All the examples have been implemented using Python version 2.7 and 3.5 on an Ubuntu Linux 64 bit, including the TensorFlow library version 1.0.1. However, in the book, we showed the source code with only Python 2.7 compatible. Source codes that are Python 3.5+ compatible can be downloaded from the Packt repository. You will also need the following Python modules (preferably the latest versions):
- Spark 2.0.0 (or higher)
- Hadoop 2.7 (or higher)
- Java (JDK and JRE) 1.7+/1.8+
- Scala 2.11.x (or higher)
- Python 2.7+/3.4+
- R 3.1+ and RStudio 1.0.143 (or higher)
- Eclipse Mars, Oxygen, or Luna (latest)
- Maven Eclipse plugin (2.9 or higher)
- Maven compiler plugin for Eclipse (2.3.2 or higher)
- Maven assembly plugin for Eclipse (2.4.1 or higher)

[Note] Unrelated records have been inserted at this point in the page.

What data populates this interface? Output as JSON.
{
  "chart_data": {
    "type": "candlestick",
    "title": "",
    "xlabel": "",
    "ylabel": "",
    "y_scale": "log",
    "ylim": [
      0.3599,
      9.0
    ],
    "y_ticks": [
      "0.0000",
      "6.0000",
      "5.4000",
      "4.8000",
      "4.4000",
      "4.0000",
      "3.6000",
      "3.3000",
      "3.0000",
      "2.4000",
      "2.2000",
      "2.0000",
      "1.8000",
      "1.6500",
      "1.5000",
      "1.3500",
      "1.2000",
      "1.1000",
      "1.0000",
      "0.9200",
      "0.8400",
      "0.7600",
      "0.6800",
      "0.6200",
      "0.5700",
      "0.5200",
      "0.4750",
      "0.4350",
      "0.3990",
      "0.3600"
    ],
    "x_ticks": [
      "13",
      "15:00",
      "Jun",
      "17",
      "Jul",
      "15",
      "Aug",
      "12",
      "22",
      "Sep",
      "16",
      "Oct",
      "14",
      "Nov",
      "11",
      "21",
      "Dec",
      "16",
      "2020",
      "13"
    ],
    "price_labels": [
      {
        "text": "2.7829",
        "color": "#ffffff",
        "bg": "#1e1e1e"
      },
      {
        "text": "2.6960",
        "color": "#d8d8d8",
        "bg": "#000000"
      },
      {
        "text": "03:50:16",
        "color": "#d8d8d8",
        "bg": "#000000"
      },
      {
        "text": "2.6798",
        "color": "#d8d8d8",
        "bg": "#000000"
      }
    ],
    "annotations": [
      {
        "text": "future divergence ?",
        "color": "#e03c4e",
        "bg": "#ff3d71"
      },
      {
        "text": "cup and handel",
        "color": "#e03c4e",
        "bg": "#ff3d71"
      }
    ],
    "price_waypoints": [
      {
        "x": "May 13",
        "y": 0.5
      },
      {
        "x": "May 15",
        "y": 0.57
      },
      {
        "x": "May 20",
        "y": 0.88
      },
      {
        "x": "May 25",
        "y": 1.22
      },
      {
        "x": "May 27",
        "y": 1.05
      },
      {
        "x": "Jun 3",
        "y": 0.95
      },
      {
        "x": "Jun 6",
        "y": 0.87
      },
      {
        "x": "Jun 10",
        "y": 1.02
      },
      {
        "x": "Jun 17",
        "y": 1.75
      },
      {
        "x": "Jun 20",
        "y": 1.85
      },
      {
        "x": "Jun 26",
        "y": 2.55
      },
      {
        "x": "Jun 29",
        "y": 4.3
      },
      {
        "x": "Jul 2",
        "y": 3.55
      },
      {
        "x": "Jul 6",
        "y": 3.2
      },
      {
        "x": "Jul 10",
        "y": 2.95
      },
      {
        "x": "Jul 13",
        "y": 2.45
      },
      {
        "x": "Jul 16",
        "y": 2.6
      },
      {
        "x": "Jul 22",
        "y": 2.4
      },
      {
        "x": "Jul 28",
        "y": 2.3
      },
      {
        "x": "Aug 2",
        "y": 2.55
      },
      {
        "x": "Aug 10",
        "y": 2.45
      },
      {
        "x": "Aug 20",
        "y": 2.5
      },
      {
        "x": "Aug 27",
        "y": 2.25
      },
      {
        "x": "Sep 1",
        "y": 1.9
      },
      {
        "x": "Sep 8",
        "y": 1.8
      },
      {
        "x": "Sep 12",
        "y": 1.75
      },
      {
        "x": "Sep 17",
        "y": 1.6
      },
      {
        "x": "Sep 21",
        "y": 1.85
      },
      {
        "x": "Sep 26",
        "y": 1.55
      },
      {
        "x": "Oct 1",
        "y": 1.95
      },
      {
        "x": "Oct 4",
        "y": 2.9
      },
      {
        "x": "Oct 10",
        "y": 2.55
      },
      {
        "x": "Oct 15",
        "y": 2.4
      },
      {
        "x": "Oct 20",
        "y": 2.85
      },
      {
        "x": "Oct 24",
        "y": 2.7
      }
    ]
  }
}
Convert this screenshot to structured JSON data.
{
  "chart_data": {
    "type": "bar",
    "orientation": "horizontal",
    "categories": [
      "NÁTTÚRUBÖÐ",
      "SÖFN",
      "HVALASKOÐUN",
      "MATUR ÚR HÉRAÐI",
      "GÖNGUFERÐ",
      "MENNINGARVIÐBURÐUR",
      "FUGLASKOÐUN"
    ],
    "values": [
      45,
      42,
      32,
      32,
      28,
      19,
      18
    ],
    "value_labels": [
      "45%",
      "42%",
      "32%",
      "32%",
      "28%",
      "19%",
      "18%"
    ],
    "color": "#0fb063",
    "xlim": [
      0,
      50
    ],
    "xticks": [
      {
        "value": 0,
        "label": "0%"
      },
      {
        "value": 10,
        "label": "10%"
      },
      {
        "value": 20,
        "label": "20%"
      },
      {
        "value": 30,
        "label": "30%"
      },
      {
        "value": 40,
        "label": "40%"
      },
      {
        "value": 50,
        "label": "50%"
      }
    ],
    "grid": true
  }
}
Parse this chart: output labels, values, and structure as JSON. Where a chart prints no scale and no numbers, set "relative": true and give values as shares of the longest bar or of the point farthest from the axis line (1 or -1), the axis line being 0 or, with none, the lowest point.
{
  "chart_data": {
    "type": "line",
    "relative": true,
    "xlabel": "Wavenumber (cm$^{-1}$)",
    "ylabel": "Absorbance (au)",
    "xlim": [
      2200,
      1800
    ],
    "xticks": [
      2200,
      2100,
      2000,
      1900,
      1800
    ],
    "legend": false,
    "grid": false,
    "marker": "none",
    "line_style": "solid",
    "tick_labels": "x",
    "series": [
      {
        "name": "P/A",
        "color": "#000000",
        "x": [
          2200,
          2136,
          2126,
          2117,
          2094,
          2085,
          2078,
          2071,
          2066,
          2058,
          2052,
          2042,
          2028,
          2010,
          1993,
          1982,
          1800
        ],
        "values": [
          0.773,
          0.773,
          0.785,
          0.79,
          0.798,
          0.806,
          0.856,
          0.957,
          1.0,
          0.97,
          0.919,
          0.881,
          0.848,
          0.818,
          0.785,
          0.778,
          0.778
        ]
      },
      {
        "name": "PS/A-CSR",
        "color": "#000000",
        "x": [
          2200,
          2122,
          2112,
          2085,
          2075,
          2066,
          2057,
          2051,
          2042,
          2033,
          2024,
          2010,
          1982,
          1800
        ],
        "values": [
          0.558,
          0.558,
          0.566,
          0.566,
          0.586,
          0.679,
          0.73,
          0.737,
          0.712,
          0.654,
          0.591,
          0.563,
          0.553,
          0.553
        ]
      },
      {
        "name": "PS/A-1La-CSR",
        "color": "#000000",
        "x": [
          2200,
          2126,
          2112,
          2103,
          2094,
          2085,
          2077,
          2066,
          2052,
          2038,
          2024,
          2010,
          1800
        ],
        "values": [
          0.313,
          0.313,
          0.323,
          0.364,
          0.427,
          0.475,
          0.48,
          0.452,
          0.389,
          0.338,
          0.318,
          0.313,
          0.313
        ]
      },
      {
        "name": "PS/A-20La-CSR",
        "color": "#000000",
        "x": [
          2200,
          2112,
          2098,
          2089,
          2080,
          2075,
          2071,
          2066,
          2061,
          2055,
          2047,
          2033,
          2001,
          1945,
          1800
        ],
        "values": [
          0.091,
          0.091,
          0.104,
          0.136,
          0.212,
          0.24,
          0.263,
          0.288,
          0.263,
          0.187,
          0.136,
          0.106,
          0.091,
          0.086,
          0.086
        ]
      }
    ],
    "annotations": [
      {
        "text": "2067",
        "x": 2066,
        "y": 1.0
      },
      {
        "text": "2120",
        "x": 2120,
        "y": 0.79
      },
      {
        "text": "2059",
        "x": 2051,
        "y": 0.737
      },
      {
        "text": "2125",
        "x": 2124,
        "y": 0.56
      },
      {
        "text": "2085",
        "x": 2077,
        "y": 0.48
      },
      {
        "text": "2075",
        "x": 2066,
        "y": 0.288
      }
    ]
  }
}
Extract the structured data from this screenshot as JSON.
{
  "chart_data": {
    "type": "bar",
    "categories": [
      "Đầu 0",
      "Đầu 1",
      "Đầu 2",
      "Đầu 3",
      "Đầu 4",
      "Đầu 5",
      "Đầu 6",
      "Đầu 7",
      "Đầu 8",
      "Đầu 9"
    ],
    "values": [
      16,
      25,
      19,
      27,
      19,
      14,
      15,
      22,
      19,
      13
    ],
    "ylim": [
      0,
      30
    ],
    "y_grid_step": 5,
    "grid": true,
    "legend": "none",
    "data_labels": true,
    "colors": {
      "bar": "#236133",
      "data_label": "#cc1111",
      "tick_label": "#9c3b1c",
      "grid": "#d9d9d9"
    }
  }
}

Operating system: Linux distributions are preferable (including Debian, Ubuntu, Fedora, RHEL, and CentOS) and to be more specific, for Ubuntu it is recommended to have a complete 14.04 (LTS) 64-bit (or later) installation, VMWare player 12, or Virtual box. You can run Spark jobs on Windows (XP/7/8/10) or Mac OS X (10.4.7+).
Hardware configuration: Processor Core i3, Core i5 (recommended), or Core i7 (to get the best results). However, multicore processing will provide faster data processing and scalability. You will need least 8-16 GB RAM (recommended) for a standalone mode and at least 32 GB RAM for a single VM--and higher for cluster. You will also need enough storage for running heavy jobs (depending on the dataset size you will be handling), and preferably at least 50 GB of free disk storage (for standalone word missing and for an SQL warehouse).